Other species found in the lake system include garfish, Australian salmon, luderick, tailor, yellowfin bream, mulloway, yellow-eye mullet, King George whiting, estuary perch and trevally. These species are typical estuarine species that either permanently live in the lake system or migrate during spawning.
The best baits to use are prawns, muscles, crab and frozen bait fish such as blue bait.
When is the best time of the year to visit?
Mallacoota’s fishing can be enjoyed all year round. Big schools of Black bream spread out throughout the lake system between December and May. Winter plays host to a range of pelagic fish like Australian salmon, tailor, and trevally that travel through the lakes in schools and provide anglers a lot of fun on light gear.

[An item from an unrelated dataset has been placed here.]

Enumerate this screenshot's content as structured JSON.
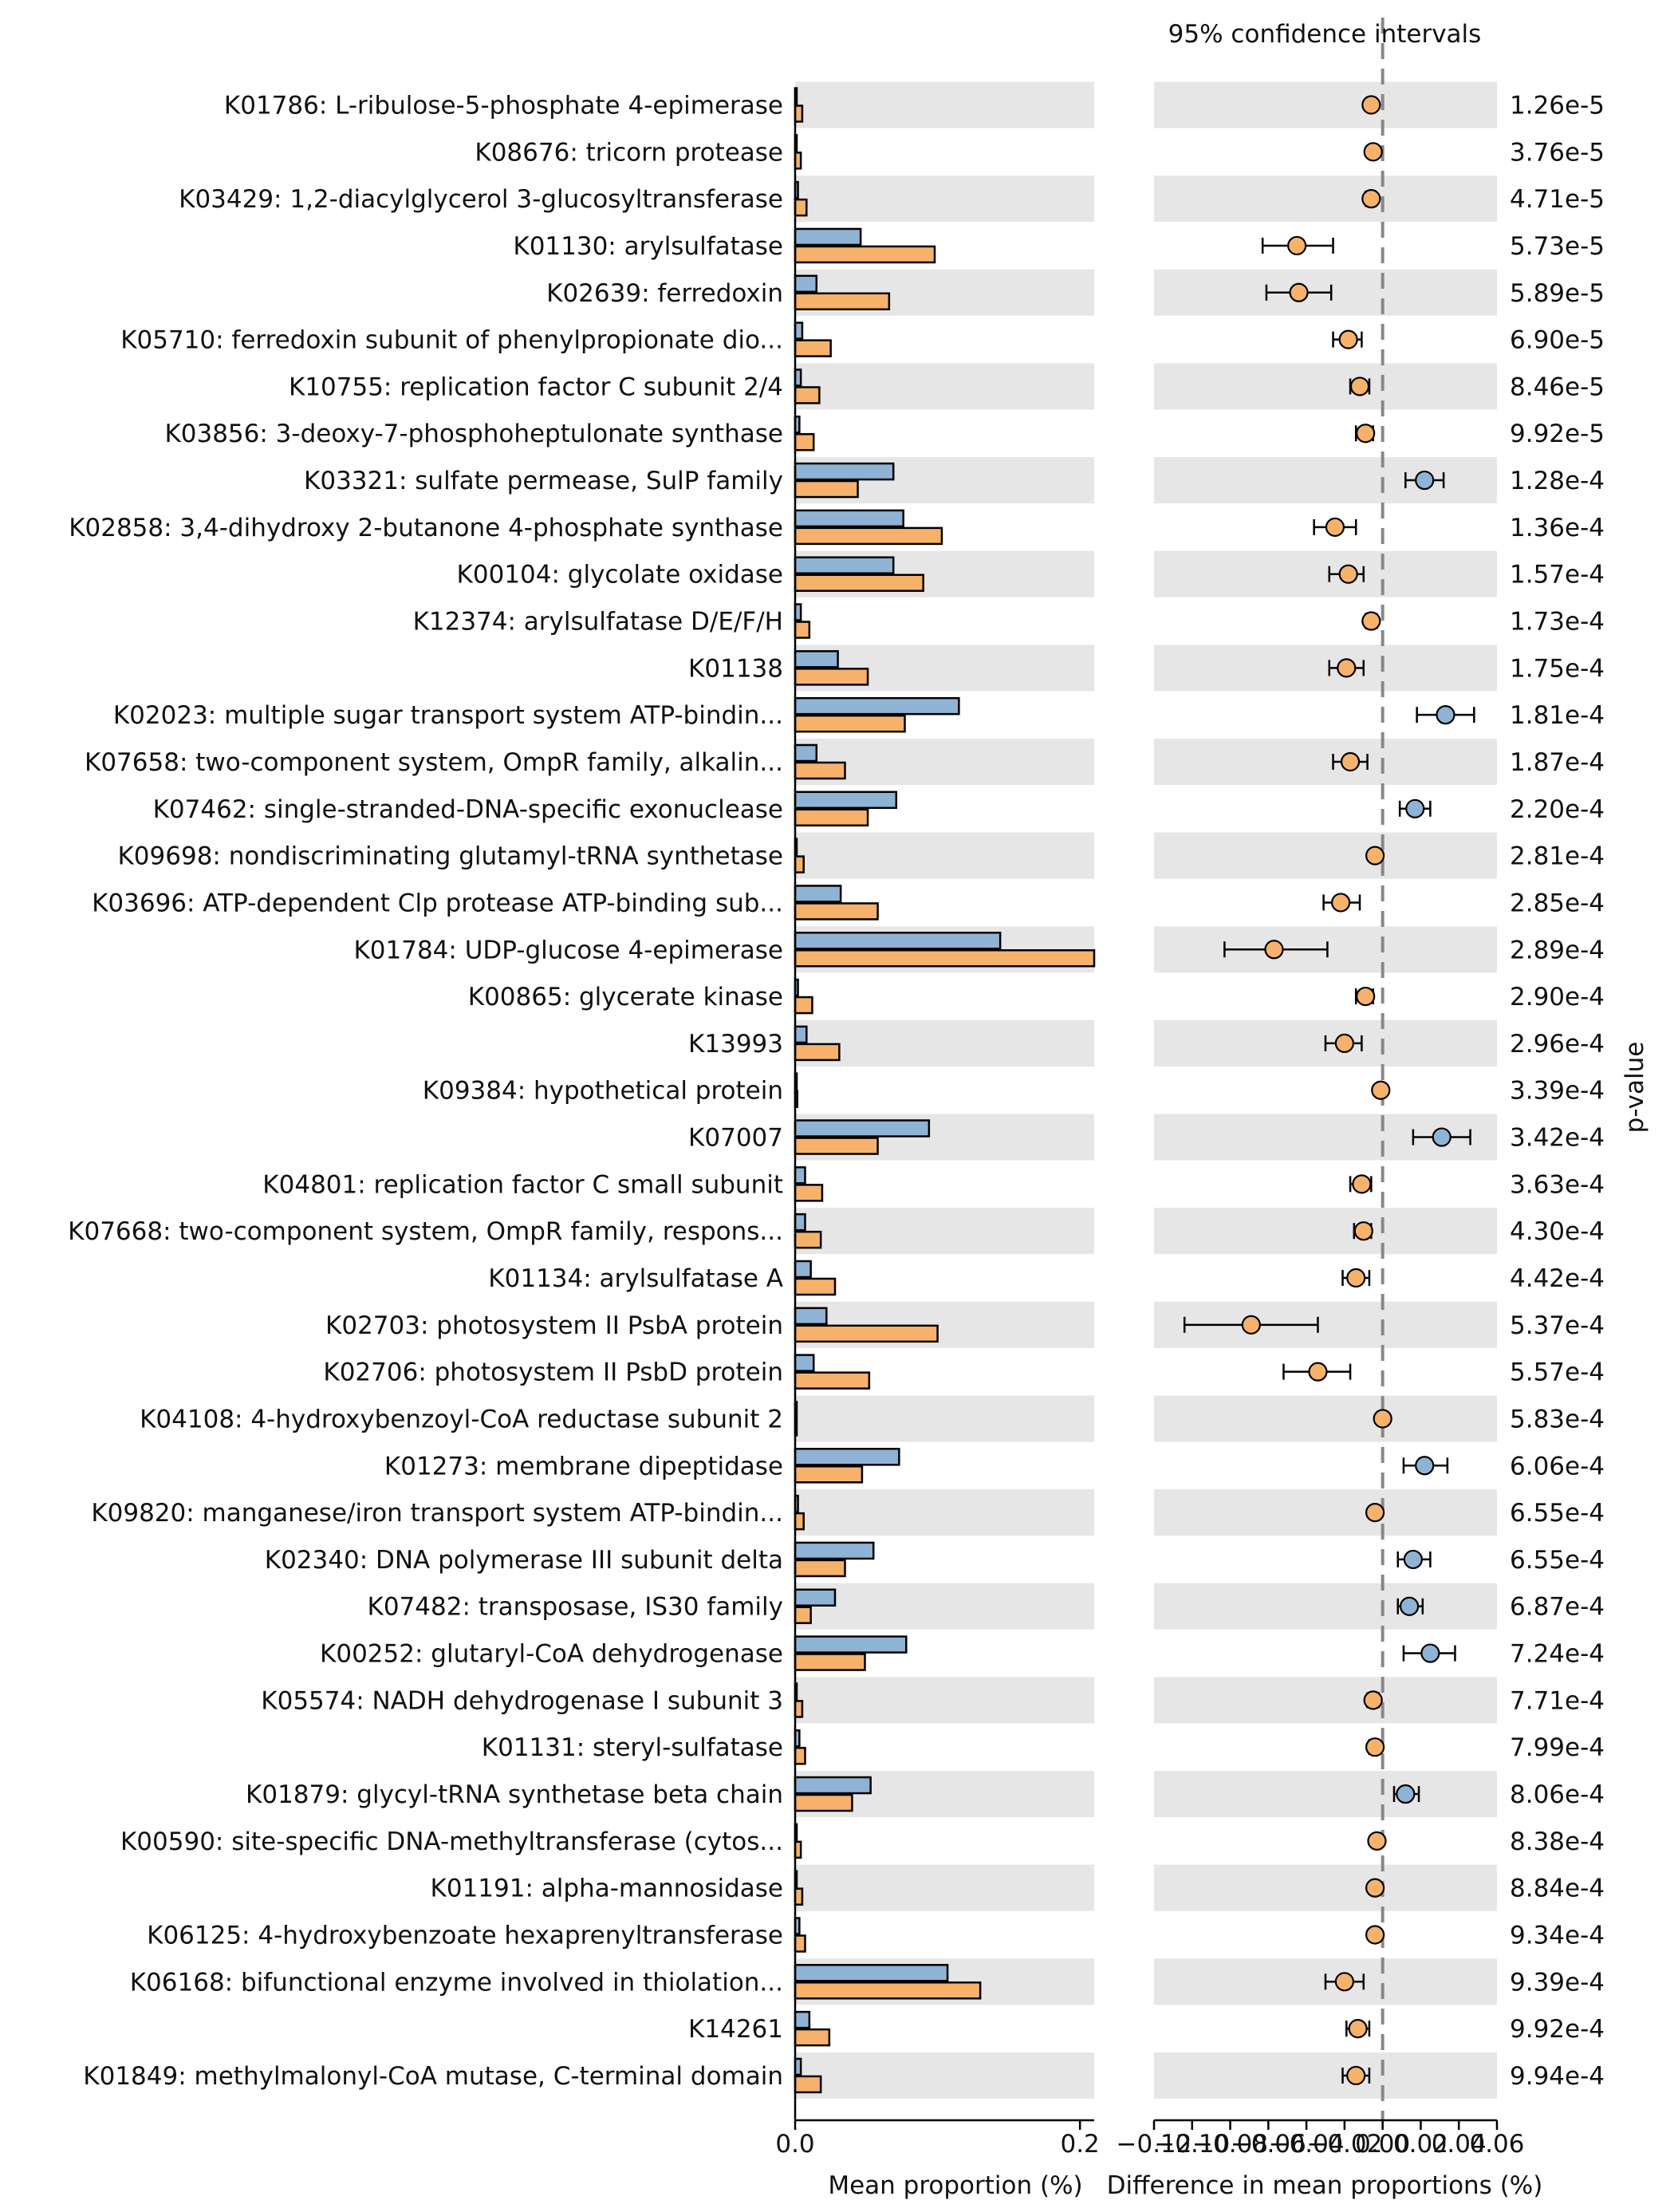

The weather plays a key role in how you approach a day’s fishing on the lake system. As the bottom lake system is open and exposed, the wind can make for an uncomfortable day out and impact on your fishing if you’re using lures. The top lake can be more sheltered with surrounding hills offering some protection during those blowy days.
The beauty with any interestingly shaped lake set amongst the hills is that there are always areas you can escape the wind. The same goes for Mallacoota and this applies to boat, kayak, and landbased anglers.
For landbased anglers who are confined to the township of Mallacoota, if the winds are blowing from the north to north-east, it might be best to spend the day exploring some of the regions other spectacular scenery or even exploring some tracks off the main road that may lead you down to another more suitable fishing spot.
Boat and kayak anglers launching in Mallacoota on a windy day may be able to brave the elements and get across the bottom lake aiming for ‘The Narrows’. Once up there the Wallagaraugh River can be very sheltered. Otherwise, the other option is to launch at the more protected Gypsy Point.
Whether you're already planning a Mallacoota fishing trip of your own, or you're now intrigued to start hatching plans, we hope this article helps you land that unforgettable fish while you're there.